A class of added-value chemicals being targeted for biotechnology production is C4 organic acids. Succinic acid is a key building block molecule for further conversion to precursors such as tetrahydrofuran, 1,4-butanediol, and butyrolactone. Succinic acid has the potential to become a commodity chemical, with global demand presently exceeding $2 billion USD/year, and over 160 million kilograms/year petrochemically produced. There are several biomass platforms, all prokaryotic, for succinic acid production; however, S. cerevisiae offers distinct advantages.  It has been awarded GRAS status for use in human consumables, grows well at low pH significantly minimizing purification and acidification costs, and can utilize diverse feedstocks.
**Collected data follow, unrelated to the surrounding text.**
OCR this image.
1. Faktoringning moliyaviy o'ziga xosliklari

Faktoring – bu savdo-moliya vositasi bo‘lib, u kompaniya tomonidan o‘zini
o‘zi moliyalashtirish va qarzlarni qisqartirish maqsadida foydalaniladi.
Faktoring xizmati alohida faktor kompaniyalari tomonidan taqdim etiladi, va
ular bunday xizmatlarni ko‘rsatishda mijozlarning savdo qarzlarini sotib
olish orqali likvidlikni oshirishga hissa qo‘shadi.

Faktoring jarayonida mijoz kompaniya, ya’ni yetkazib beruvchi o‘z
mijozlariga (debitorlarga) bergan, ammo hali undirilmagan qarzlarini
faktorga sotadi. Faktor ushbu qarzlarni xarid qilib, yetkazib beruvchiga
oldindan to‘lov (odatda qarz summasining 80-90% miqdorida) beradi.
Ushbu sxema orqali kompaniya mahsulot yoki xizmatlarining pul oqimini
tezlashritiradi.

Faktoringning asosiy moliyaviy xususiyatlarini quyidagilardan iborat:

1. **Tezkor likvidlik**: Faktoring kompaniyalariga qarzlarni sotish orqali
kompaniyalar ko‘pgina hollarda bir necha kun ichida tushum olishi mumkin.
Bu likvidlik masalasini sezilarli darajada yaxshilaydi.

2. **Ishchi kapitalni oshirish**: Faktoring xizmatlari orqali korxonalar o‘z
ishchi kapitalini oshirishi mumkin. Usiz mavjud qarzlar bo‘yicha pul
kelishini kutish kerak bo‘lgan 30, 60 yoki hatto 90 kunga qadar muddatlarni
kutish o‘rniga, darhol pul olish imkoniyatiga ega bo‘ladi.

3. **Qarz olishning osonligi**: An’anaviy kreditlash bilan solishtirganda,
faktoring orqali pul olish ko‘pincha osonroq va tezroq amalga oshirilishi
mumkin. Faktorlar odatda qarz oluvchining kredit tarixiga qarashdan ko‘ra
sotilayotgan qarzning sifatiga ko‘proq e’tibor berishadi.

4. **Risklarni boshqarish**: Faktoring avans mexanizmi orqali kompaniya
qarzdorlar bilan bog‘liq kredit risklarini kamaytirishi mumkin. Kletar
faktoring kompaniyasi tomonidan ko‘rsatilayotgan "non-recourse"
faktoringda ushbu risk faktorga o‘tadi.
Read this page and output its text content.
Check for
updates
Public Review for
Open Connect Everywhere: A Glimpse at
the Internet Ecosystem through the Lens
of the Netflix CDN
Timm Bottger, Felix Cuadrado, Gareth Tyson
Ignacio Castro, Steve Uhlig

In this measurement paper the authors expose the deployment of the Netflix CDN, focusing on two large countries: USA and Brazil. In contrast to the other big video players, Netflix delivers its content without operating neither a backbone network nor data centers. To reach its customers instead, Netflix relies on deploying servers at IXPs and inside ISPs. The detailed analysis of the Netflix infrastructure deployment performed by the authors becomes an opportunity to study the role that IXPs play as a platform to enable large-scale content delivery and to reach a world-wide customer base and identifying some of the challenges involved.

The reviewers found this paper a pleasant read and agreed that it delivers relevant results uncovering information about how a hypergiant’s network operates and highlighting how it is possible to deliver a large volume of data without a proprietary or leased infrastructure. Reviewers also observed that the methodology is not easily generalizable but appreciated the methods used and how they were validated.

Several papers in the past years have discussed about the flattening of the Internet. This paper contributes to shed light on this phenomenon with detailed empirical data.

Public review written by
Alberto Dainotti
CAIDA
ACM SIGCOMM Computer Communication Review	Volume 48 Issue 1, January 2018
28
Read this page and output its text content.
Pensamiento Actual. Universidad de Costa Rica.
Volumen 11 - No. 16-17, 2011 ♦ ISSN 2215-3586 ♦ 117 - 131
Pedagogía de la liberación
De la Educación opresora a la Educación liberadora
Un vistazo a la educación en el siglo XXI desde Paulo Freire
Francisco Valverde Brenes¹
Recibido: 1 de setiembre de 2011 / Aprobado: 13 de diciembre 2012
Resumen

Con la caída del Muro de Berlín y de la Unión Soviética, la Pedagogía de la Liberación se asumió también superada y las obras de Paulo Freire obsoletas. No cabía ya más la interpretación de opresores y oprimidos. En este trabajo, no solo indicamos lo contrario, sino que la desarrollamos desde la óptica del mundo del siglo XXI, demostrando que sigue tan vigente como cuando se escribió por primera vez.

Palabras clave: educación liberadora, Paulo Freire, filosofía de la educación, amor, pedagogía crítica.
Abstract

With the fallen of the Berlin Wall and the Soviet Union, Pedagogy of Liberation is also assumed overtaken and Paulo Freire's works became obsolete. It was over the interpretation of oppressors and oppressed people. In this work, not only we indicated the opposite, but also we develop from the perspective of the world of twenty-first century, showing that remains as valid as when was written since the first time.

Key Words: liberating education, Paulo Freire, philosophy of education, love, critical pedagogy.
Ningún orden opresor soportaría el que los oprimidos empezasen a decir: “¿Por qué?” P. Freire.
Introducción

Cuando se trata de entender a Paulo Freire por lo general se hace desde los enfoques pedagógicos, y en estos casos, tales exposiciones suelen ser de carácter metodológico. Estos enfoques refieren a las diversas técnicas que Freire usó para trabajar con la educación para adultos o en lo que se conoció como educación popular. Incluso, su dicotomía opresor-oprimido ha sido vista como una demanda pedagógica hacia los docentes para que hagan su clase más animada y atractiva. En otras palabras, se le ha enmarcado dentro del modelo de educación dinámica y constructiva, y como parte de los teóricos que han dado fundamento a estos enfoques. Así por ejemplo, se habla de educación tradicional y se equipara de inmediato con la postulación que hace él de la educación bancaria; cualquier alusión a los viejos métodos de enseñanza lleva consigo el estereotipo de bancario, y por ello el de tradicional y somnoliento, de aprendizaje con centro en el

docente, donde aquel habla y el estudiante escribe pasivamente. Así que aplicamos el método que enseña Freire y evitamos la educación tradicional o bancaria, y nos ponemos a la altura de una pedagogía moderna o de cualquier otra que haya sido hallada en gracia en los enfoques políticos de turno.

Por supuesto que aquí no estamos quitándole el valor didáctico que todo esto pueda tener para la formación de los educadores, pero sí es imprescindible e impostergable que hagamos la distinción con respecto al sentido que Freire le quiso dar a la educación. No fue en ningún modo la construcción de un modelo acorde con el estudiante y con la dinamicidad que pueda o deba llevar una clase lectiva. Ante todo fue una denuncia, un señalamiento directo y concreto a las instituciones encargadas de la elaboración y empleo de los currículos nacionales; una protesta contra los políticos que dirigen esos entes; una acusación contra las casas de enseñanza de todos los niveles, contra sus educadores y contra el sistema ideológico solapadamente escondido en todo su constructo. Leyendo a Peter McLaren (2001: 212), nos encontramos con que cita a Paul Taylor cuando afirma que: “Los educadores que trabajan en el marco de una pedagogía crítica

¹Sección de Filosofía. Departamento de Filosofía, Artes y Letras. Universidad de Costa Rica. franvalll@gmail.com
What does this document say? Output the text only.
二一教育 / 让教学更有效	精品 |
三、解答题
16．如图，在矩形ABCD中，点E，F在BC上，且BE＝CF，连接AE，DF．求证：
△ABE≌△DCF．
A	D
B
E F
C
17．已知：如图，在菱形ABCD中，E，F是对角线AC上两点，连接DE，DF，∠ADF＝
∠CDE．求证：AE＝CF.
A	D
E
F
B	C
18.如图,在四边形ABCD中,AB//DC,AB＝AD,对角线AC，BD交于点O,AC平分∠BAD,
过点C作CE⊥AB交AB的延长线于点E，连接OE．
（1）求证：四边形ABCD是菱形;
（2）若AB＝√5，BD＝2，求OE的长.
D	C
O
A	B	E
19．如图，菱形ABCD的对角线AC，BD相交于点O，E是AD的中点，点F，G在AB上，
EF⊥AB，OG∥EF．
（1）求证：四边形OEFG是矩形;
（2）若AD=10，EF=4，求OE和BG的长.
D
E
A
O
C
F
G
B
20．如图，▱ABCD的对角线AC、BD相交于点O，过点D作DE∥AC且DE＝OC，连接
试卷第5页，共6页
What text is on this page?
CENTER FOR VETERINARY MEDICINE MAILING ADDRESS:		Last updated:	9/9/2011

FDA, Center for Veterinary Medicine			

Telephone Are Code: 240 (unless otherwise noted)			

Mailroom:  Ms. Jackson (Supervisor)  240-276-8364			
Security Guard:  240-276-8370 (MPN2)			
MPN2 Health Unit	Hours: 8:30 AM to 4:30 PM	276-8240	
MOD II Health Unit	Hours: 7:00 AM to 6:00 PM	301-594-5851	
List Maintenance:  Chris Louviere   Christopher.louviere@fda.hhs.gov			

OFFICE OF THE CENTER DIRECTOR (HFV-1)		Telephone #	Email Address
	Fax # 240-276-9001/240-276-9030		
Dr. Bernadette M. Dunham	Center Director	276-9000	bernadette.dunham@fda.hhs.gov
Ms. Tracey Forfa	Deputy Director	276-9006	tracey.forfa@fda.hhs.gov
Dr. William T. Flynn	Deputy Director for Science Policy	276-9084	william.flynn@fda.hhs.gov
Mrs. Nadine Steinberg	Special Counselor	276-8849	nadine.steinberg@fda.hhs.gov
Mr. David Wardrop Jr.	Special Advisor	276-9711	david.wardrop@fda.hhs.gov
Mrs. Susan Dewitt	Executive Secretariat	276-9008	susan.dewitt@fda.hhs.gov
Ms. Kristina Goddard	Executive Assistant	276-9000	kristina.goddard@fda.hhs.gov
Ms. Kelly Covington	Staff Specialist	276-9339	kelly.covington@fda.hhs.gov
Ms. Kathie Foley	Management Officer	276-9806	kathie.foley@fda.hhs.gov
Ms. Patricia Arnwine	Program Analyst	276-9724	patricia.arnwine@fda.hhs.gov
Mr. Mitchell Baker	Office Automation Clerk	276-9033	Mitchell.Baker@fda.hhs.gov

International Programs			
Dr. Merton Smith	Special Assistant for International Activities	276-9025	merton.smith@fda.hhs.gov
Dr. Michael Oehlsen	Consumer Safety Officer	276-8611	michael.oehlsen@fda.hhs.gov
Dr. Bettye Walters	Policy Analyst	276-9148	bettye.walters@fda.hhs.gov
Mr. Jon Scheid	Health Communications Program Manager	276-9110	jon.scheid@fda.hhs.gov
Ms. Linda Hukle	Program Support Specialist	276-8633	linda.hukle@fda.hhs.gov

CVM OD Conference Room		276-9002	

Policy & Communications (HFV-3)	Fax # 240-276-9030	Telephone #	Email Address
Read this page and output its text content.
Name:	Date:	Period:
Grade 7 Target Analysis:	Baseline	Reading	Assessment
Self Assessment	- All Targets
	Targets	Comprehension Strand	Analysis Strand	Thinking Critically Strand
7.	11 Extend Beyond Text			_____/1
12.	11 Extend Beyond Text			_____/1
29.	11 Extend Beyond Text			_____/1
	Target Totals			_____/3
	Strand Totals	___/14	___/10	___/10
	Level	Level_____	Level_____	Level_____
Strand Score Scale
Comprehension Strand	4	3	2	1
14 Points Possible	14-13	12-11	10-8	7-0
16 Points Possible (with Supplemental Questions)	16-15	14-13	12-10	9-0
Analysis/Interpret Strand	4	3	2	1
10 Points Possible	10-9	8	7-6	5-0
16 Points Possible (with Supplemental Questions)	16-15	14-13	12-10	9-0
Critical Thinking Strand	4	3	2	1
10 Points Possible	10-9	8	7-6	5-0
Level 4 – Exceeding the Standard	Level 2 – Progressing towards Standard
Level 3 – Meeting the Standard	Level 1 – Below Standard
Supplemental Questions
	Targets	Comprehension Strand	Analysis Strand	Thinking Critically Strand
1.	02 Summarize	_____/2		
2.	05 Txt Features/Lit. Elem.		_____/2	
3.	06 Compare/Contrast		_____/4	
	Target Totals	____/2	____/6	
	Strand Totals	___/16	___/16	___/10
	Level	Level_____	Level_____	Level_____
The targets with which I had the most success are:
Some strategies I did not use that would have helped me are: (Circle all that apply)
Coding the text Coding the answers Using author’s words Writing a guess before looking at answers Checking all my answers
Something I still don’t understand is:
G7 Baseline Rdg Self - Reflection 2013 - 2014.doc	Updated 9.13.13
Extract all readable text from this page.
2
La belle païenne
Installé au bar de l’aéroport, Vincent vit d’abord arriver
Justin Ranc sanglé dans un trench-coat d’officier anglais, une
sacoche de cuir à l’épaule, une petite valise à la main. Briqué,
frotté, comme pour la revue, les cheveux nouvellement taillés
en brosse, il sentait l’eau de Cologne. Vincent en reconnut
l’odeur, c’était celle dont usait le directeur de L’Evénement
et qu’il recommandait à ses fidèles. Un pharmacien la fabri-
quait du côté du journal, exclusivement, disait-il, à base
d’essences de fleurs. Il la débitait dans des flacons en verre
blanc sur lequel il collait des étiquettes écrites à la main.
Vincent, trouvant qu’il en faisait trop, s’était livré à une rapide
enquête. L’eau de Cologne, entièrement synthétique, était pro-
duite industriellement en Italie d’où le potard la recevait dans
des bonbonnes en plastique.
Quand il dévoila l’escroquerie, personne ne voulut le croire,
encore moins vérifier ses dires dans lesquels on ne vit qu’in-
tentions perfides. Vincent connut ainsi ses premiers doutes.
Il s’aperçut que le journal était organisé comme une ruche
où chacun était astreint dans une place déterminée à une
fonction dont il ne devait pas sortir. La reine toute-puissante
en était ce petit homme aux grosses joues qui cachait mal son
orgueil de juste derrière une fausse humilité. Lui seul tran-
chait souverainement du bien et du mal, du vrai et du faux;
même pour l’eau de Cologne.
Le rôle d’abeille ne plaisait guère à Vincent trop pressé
Here we describe the use of systems biology tools to drive C6 carbon flux to succinic acid by enhancement of the two native succinic acid producing pathways: the TCA and glyoxylate cycles.  S. cerevisiae does not naturally accumulate succinic acid; however, through the use of in silico metabolic predictions guiding targeted gene deletions and over-expression, mutants that overproduce succinic acid have been engineered and thoroughly characterised.